Der Initiator der Veranstaltung, Jürgen Heidorn, freute sich über interessierte Bürger an den Infoständen, aber auch zahlreiche Anmeldungen für die acht Führungen. Sina Eggert nutzte beispielsweise die Chance, mit den Imkern Krystin Binczyk und Frank Goede einen Bienenstand auf dem Friedhof zu besuchen. „Es war interessant und lecker“, lautete ihre Bilanz nach dem Rundgang. Mit ihrem Freund nahm sie nicht nur an der Exkursion, sondern auch an den beiden Führungen „Wildkräuter“ und „Totes Holz schafft neues Leben“ teil.
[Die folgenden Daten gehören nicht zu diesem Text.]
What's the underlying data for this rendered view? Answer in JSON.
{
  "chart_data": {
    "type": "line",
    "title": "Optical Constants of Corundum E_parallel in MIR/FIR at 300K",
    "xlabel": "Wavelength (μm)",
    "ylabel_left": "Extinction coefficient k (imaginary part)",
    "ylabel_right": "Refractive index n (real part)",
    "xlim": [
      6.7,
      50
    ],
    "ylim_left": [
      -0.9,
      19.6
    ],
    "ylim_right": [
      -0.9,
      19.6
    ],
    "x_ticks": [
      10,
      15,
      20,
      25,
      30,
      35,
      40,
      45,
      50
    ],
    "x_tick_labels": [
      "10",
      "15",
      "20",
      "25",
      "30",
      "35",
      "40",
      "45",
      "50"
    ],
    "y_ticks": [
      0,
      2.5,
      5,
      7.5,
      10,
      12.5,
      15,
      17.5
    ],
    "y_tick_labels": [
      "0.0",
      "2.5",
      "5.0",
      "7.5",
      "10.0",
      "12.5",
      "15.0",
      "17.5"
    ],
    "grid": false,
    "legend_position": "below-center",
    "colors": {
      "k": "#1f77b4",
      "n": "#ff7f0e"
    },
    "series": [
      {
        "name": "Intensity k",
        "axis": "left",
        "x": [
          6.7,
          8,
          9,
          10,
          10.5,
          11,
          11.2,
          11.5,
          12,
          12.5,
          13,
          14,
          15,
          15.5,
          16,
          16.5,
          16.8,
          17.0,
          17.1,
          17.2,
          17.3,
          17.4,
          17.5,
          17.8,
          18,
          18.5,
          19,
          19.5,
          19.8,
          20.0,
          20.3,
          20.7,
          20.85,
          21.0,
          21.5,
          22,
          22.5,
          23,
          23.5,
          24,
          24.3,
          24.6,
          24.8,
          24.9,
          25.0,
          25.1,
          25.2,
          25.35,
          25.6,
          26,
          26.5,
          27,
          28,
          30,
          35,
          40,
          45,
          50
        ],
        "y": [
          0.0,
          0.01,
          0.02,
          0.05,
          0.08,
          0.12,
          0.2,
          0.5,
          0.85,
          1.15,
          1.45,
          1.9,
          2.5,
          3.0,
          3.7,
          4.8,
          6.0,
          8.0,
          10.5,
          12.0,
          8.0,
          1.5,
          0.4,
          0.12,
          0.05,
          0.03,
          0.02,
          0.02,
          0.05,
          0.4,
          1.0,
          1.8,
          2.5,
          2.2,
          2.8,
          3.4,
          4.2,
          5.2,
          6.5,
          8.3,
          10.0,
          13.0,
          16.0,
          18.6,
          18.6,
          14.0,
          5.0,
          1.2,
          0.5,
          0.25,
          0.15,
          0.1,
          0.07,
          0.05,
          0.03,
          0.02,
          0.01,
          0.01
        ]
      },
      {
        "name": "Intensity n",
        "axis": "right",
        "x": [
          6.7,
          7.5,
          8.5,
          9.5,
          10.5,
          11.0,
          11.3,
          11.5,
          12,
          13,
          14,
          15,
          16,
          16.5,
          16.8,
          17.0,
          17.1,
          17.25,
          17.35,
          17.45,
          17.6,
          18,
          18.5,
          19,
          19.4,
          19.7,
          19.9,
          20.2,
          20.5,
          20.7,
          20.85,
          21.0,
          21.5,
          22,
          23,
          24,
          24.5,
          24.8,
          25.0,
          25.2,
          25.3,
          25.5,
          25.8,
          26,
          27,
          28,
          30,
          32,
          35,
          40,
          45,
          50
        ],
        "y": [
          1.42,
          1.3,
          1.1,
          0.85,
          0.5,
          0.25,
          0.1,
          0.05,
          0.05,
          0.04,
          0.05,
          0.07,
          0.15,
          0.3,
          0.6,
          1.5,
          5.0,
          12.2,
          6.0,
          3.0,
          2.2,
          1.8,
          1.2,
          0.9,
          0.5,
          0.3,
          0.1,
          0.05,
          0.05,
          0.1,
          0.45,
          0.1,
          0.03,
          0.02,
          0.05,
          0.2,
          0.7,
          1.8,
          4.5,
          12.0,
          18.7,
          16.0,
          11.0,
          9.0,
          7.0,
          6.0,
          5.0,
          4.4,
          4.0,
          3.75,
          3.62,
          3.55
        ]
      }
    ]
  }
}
Die Imker Krystin Binczyk und Goede versorgten Bienenfreunde mit zahlreichen Tipps. Wer selbst überlege, sich Bienen zuzulegen, sollte in jedem Fall einen Imker-Anfängerkursus besuchen. Binczyk und Goede thematisierten die von Mai bis Juni über die Bühne gehende „Schwärmzeit“, den Aufbau einer „Bienen-Wohnung“, verschiedene Brut-Stadien der Insekten und vieles mehr. Mit einer Honig-Verkostung endete die Führung.

Binczyk und Goede sind insgesamt für sieben Bienenvölker an den beiden Standorten Friedhof und Fledermaushabitat zuständig. Ein dritter, ursprünglich vorgesehenen Standort auf dem Dach des Rathauses, bezeichneten sie als „zu heiß und nicht gut zugänglich“. Er käme deshalb nicht für die Bienen in Betracht.

Der Ex-VHS-Leiter Günther Traulsen erinnerte daran, dass Initiator Heidorn die Idee für den Naturtag vor Jahren in der Volkshochschule entwickelte. Mit einem von Heidorn angebotenen Sensen-Kursus hatte alles begonnen. Ein weiteres Angebot für Naturfreunde gibt es am 23. Juni: Dann öffnen neun Familien und Halstenbeks Kleingartenanlage ihre Gärten. Details werden erarbeitet.